Review by Brad Walseth
To be honest, avant garde jazz can sometimes leave me cold, but at it's best, there is something in the freedom and energy that perhaps comes closest to making the music into a true form of art - one that reflects "Life" in all it's tangled beauty of pain and joy. This remixed reissue from Delmark is an absolute trip, and a strong case for what free form avant garde jazz can offer. While certainly not for the faint of heart, "As If It Were The Seasons" is a treat for those inclined for adventure and spirituality in their listening.
Originally recorded in 1968, just before Jarman joined the Art Ensemble of Chicago, this album features the artist (and co-founder of the AACM) on an assortment of reeds: alto and soprano sax, bassoon, fife and recorder. He is joined by the criminally underappreciated rhythm section of Charles Clark on bass and cello koto, and drummer/percussionist Thurman Barker, along with dazzling singer Sherri Scott. The two-part first piece - "As If It Were the Seasons and Song to Make The Sun Come Up," starts off with fairly subdued improvised interplay between the musicians before Scott enters at about the 13 minute mark. The bowed strings, frantic reeds, and assortment of gongs, chimes, blocks, and other sounds set the moody atmosphere, before things pick up 15 minutes into this nearly 24 minute composition. Here Clark and Barker collide like two freight trains, while Scott and Jarman thrust and pierce the upper registers. This is heady and exciting stuff even today - I can hardly imagine what the audiences of 1968 thought upon hearing this.

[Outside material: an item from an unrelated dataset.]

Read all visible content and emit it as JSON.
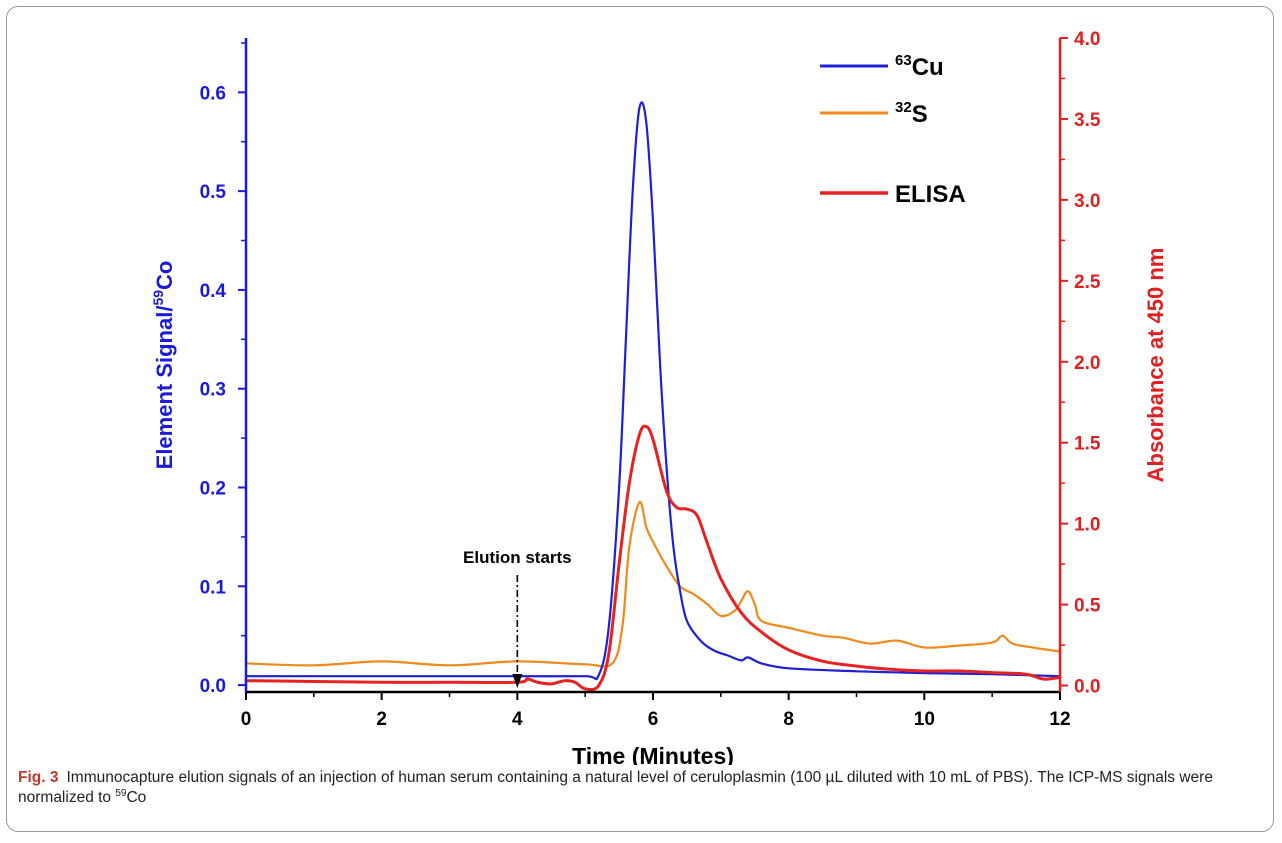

Jarman's collaborator, the pianist Christopher Gaddy, had died leaving a few bars of music from an unfinished composition - from which Jarman fashioned the second and final piece - "Song for Christopher." On this number, Jarman, Clark, Barker and Scott are joined by six additional musicians in a blowing session of fierce intensity. Pianist Muhal Richard Abrams, tenor saxophonists Fred Anderson and John Stubblefield, along with Joel Brandon on flute, John Jackson on trumpet and Lester Lashley on trombone help create a sound collage that teeters nearly over the edge into insane cacaphony, while retaining the mantle of "Music." While alternating sections of severity with moments of melodic beauty, the song serves in effect as a catharsis for the loss of a loved one. Like a New Orleans funeral march without the trappings of European tonality, this is pure raw emotion - in essence the sound of Grief - mixed with joy as in remembrance, hope for a spiritual voyage, along with despair, sadness and anger at the loss (and indeed at the Afro-American experience itself). Drummer Barker is dynamite, the horns shriek and wail, and Abrams invokes awe with his waves of powerful piano lines. Meanwhile, the remixed sound quality captures the nuances of a group of individuals communicating with each other and holding nothing back. Mind-blowing and worth the trip if you can handle it.